I recently contributed to an article for Fit Pregnancy Magazine about safe and healthy flooring for eco-friendly nurseries, and I was quite shocked about what a little bit of research yielded regarding the potential toxins in various types of flooring; particularly carpets. I know that many parents view carpeting as a wise choice for a house with small children because it is warm, provides good sound insulation, and is a soft surface to cushion falls. Despite these superficial upsides, however, traditional carpeting has a lot of downfalls in terms of toxins, ultimately contributing to poor indoor-air-quality, the collection of dust, dander and other allergens which can contribute to asthma, respiratory problems, and other health issues for children. The EPA has stated that 80% of human exposure to pesticides happens indoors. That’s because everything that enters your home on your feet settles in the carpet and lingers there for years. However, since most people can’t readily change their flooring without a serious renovation — I want to hold this thought for now to concentrate on an issue with carpets that is easy to fix: carpet cleaning.


green carpet cleaning

Traditional commercial carpet-cleaning solutions contain a cocktail of noxious synthetic chemicals which are known toxins; specifically perchloroethylene, commonly called “perc” in the industry, which is known to cause dizziness, fatigue and nausea if ingested or inhaled, and is linked to kidney and liver damage. Another chemical, naphthalene, is considered toxic to the human central nervous system and a possible carcinogen by the U.S. Environmental Protection Agency.

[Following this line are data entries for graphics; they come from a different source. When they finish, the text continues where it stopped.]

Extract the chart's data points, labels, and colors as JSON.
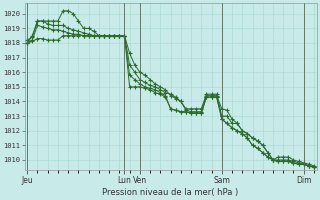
{
  "background_color": "#c8eae8",
  "grid_color": "#a8d8d0",
  "line_color": "#2d6a2d",
  "marker_color": "#2d6a2d",
  "xlabel_text": "Pression niveau de la mer( hPa )",
  "ylim": [
    1009.3,
    1020.7
  ],
  "yticks": [
    1010,
    1011,
    1012,
    1013,
    1014,
    1015,
    1016,
    1017,
    1018,
    1019,
    1020
  ],
  "day_labels": [
    "Jeu",
    "Lun",
    "Ven",
    "Sam",
    "Dim"
  ],
  "day_positions": [
    0,
    19,
    22,
    38,
    54
  ],
  "total_points": 57,
  "series": [
    [
      1018.0,
      1018.5,
      1019.5,
      1019.5,
      1019.5,
      1019.5,
      1019.5,
      1020.2,
      1020.2,
      1020.0,
      1019.5,
      1019.0,
      1019.0,
      1018.8,
      1018.5,
      1018.5,
      1018.5,
      1018.5,
      1018.5,
      1018.5,
      1017.3,
      1016.5,
      1016.0,
      1015.8,
      1015.5,
      1015.2,
      1015.0,
      1014.8,
      1014.4,
      1014.2,
      1014.0,
      1013.5,
      1013.5,
      1013.5,
      1013.5,
      1014.5,
      1014.5,
      1014.5,
      1013.0,
      1013.0,
      1012.5,
      1012.5,
      1012.0,
      1011.8,
      1011.5,
      1011.3,
      1011.0,
      1010.5,
      1010.0,
      1010.0,
      1010.0,
      1010.0,
      1009.9,
      1009.8,
      1009.7,
      1009.6,
      1009.5
    ],
    [
      1018.2,
      1018.4,
      1019.5,
      1019.5,
      1019.3,
      1019.2,
      1019.2,
      1019.2,
      1019.0,
      1018.9,
      1018.8,
      1018.7,
      1018.6,
      1018.5,
      1018.5,
      1018.5,
      1018.5,
      1018.5,
      1018.5,
      1018.5,
      1016.5,
      1016.0,
      1015.5,
      1015.3,
      1015.1,
      1015.0,
      1014.8,
      1014.6,
      1014.5,
      1014.3,
      1014.0,
      1013.4,
      1013.3,
      1013.3,
      1013.3,
      1014.4,
      1014.4,
      1014.4,
      1013.5,
      1013.4,
      1012.8,
      1012.5,
      1012.0,
      1011.8,
      1011.5,
      1011.3,
      1011.0,
      1010.5,
      1010.0,
      1010.2,
      1010.2,
      1010.2,
      1010.0,
      1009.9,
      1009.8,
      1009.7,
      1009.6
    ],
    [
      1018.0,
      1018.2,
      1019.2,
      1019.1,
      1019.0,
      1018.9,
      1018.9,
      1018.8,
      1018.7,
      1018.6,
      1018.6,
      1018.5,
      1018.5,
      1018.5,
      1018.5,
      1018.5,
      1018.5,
      1018.5,
      1018.5,
      1018.5,
      1015.8,
      1015.5,
      1015.2,
      1015.0,
      1014.9,
      1014.8,
      1014.6,
      1014.4,
      1013.5,
      1013.4,
      1013.3,
      1013.3,
      1013.2,
      1013.2,
      1013.2,
      1014.3,
      1014.3,
      1014.3,
      1012.8,
      1012.5,
      1012.2,
      1012.0,
      1011.8,
      1011.5,
      1011.0,
      1010.8,
      1010.5,
      1010.2,
      1010.0,
      1009.9,
      1009.9,
      1009.9,
      1009.8,
      1009.7,
      1009.7,
      1009.6,
      1009.5
    ],
    [
      1018.0,
      1018.1,
      1018.3,
      1018.3,
      1018.2,
      1018.2,
      1018.2,
      1018.5,
      1018.5,
      1018.5,
      1018.5,
      1018.5,
      1018.5,
      1018.5,
      1018.5,
      1018.5,
      1018.5,
      1018.5,
      1018.5,
      1018.5,
      1015.0,
      1015.0,
      1015.0,
      1014.9,
      1014.8,
      1014.6,
      1014.5,
      1014.3,
      1013.5,
      1013.4,
      1013.3,
      1013.3,
      1013.2,
      1013.2,
      1013.2,
      1014.3,
      1014.3,
      1014.3,
      1012.8,
      1012.5,
      1012.2,
      1012.0,
      1011.8,
      1011.5,
      1011.0,
      1010.8,
      1010.5,
      1010.2,
      1010.0,
      1009.9,
      1009.9,
      1009.9,
      1009.8,
      1009.7,
      1009.7,
      1009.6,
      1009.5
    ]
  ]
}
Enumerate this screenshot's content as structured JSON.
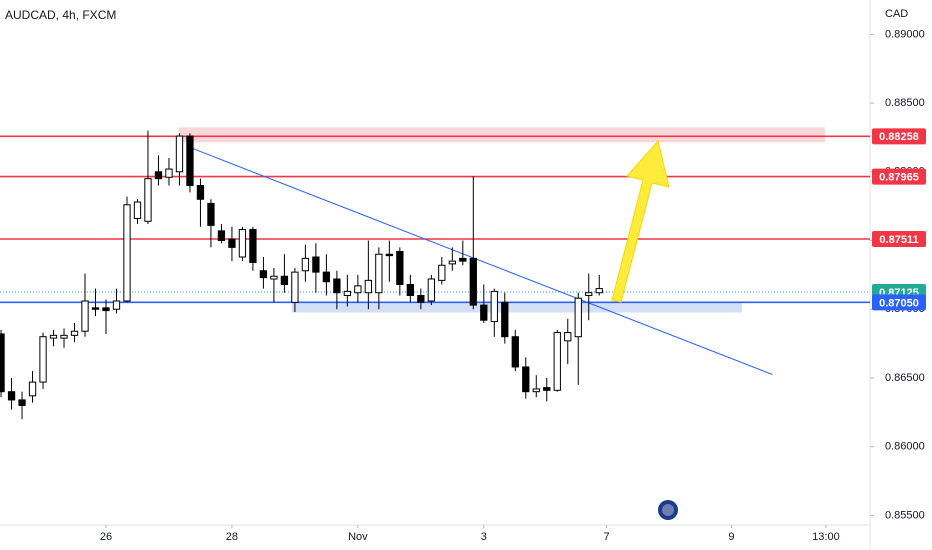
{
  "chart_data": {
    "type": "candlestick",
    "title": "AUDCAD, 4h, FXCM",
    "y_axis_label": "CAD",
    "ylim": [
      0.8543,
      0.8925
    ],
    "yticks": [
      {
        "value": 0.89,
        "label": "0.89000"
      },
      {
        "value": 0.885,
        "label": "0.88500"
      },
      {
        "value": 0.88,
        "label": "0.88000"
      },
      {
        "value": 0.875,
        "label": "0.87500"
      },
      {
        "value": 0.87,
        "label": "0.87000"
      },
      {
        "value": 0.865,
        "label": "0.86500"
      },
      {
        "value": 0.86,
        "label": "0.86000"
      },
      {
        "value": 0.855,
        "label": "0.85500"
      }
    ],
    "xlim": [
      -0.1,
      82.8
    ],
    "xticks": [
      {
        "value": 10,
        "label": "26"
      },
      {
        "value": 22,
        "label": "28"
      },
      {
        "value": 34,
        "label": "Nov"
      },
      {
        "value": 46,
        "label": "3"
      },
      {
        "value": 57.7,
        "label": "7"
      },
      {
        "value": 69.6,
        "label": "9"
      },
      {
        "value": 78.6,
        "label": "13:00"
      }
    ],
    "up_color": "#ffffff",
    "down_color": "#000000",
    "open": [
      0.8682,
      0.864,
      0.8634,
      0.8637,
      0.8647,
      0.8679,
      0.8679,
      0.8681,
      0.8684,
      0.8701,
      0.8701,
      0.87,
      0.8706,
      0.8766,
      0.8764,
      0.88,
      0.8796,
      0.88,
      0.8826,
      0.879,
      0.8777,
      0.8757,
      0.8751,
      0.8738,
      0.8758,
      0.8728,
      0.8722,
      0.8724,
      0.8705,
      0.8728,
      0.8738,
      0.8727,
      0.8722,
      0.871,
      0.8712,
      0.8712,
      0.8712,
      0.874,
      0.8742,
      0.8718,
      0.871,
      0.8706,
      0.8721,
      0.8733,
      0.8737,
      0.8737,
      0.8703,
      0.8691,
      0.8705,
      0.868,
      0.8658,
      0.864,
      0.8643,
      0.8641,
      0.8677,
      0.868,
      0.871,
      0.8712
    ],
    "high": [
      0.8685,
      0.865,
      0.864,
      0.8655,
      0.8683,
      0.8685,
      0.8686,
      0.869,
      0.8726,
      0.8715,
      0.8707,
      0.8715,
      0.8782,
      0.878,
      0.883,
      0.8812,
      0.881,
      0.8828,
      0.8828,
      0.8795,
      0.878,
      0.8762,
      0.876,
      0.876,
      0.876,
      0.8738,
      0.873,
      0.874,
      0.873,
      0.8747,
      0.8748,
      0.874,
      0.8728,
      0.8725,
      0.8725,
      0.875,
      0.8745,
      0.875,
      0.8745,
      0.8725,
      0.8715,
      0.8725,
      0.8738,
      0.8745,
      0.875,
      0.8797,
      0.8718,
      0.8715,
      0.8712,
      0.8685,
      0.8665,
      0.8652,
      0.865,
      0.8685,
      0.8693,
      0.8712,
      0.8726,
      0.8725
    ],
    "low": [
      0.8636,
      0.8627,
      0.862,
      0.8632,
      0.8642,
      0.8673,
      0.8672,
      0.8676,
      0.868,
      0.8695,
      0.8682,
      0.8697,
      0.8705,
      0.8762,
      0.8762,
      0.879,
      0.879,
      0.879,
      0.8785,
      0.876,
      0.8745,
      0.8748,
      0.8735,
      0.8735,
      0.8728,
      0.8715,
      0.8705,
      0.8712,
      0.8698,
      0.872,
      0.8712,
      0.871,
      0.87,
      0.8702,
      0.8705,
      0.87,
      0.87,
      0.872,
      0.871,
      0.8705,
      0.87,
      0.8703,
      0.8718,
      0.8728,
      0.8732,
      0.87,
      0.869,
      0.868,
      0.8675,
      0.8655,
      0.8635,
      0.8636,
      0.8633,
      0.864,
      0.866,
      0.8645,
      0.8692,
      0.871
    ],
    "close": [
      0.864,
      0.8634,
      0.863,
      0.8647,
      0.868,
      0.8681,
      0.8681,
      0.8684,
      0.8706,
      0.87,
      0.8699,
      0.8706,
      0.8776,
      0.8778,
      0.8795,
      0.8795,
      0.8802,
      0.8826,
      0.879,
      0.878,
      0.8761,
      0.875,
      0.8745,
      0.8758,
      0.8734,
      0.8723,
      0.8724,
      0.8718,
      0.8727,
      0.8737,
      0.8727,
      0.872,
      0.8712,
      0.8713,
      0.8717,
      0.8721,
      0.874,
      0.8739,
      0.8718,
      0.871,
      0.8705,
      0.8722,
      0.8732,
      0.8735,
      0.8735,
      0.8703,
      0.8692,
      0.8713,
      0.868,
      0.8658,
      0.864,
      0.8642,
      0.8641,
      0.8683,
      0.8683,
      0.8708,
      0.8712,
      0.8715
    ],
    "levels": [
      {
        "value": 0.88258,
        "label": "0.88258",
        "color": "#f23645",
        "dashed": false
      },
      {
        "value": 0.87965,
        "label": "0.87965",
        "color": "#f23645",
        "dashed": false
      },
      {
        "value": 0.87511,
        "label": "0.87511",
        "color": "#f23645",
        "dashed": false
      },
      {
        "value": 0.87125,
        "label": "0.87125",
        "color": "#22ab94",
        "dashed": true
      },
      {
        "value": 0.8705,
        "label": "0.87050",
        "color": "#2962ff",
        "dashed": false
      }
    ],
    "zones": [
      {
        "x": [
          16.9,
          78.5
        ],
        "y": [
          0.88214,
          0.88323
        ],
        "color": "#f8d7da"
      },
      {
        "x": [
          27.7,
          70.6
        ],
        "y": [
          0.86976,
          0.87056
        ],
        "color": "#d3def7"
      }
    ],
    "trendline": {
      "x": [
        18.0,
        73.5
      ],
      "y": [
        0.88177,
        0.86525
      ],
      "color": "#2962ff"
    }
  }
}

If you’ve been following the Jett Travolta story at all, you may have heard about the connection between carpet cleaners and Kawasaki syndrome. While no causal link has ever been scientifically established between carpet cleaning and Kawasaki syndrome, there is anecdotal evidence which has lead many parents to believe that there is a connection between this rare childhood illness and the process of carpet cleaning. Whatever the case, traditional carpet cleaning injects a whole host of toxic chemicals into your house that you most definitely don’t want your small children breathing. So what’s the solution then? Green carpet cleaning!

Carpet cleaning

Recognizing a growing market for green cleaning products and services, most cities now have green carpet-cleaning businesses these days. Most of these businesses are local, but a few chain businesses are worth checking out, such as Zoots and ChemDry (a Home Depot service). For local businesses, check out your yellow pages or look online. Make sure to ask tough questions about what ‘green’ process your carpet cleaner actually uses to remove stains and dirt. And if you are feeling crafty, you can go DIY on carpet-cleaning if you are prepared to put a little sweat into it.
The Sierra Club has some great recipes for homemade carpet cleaners using borax, baking soda and other household items.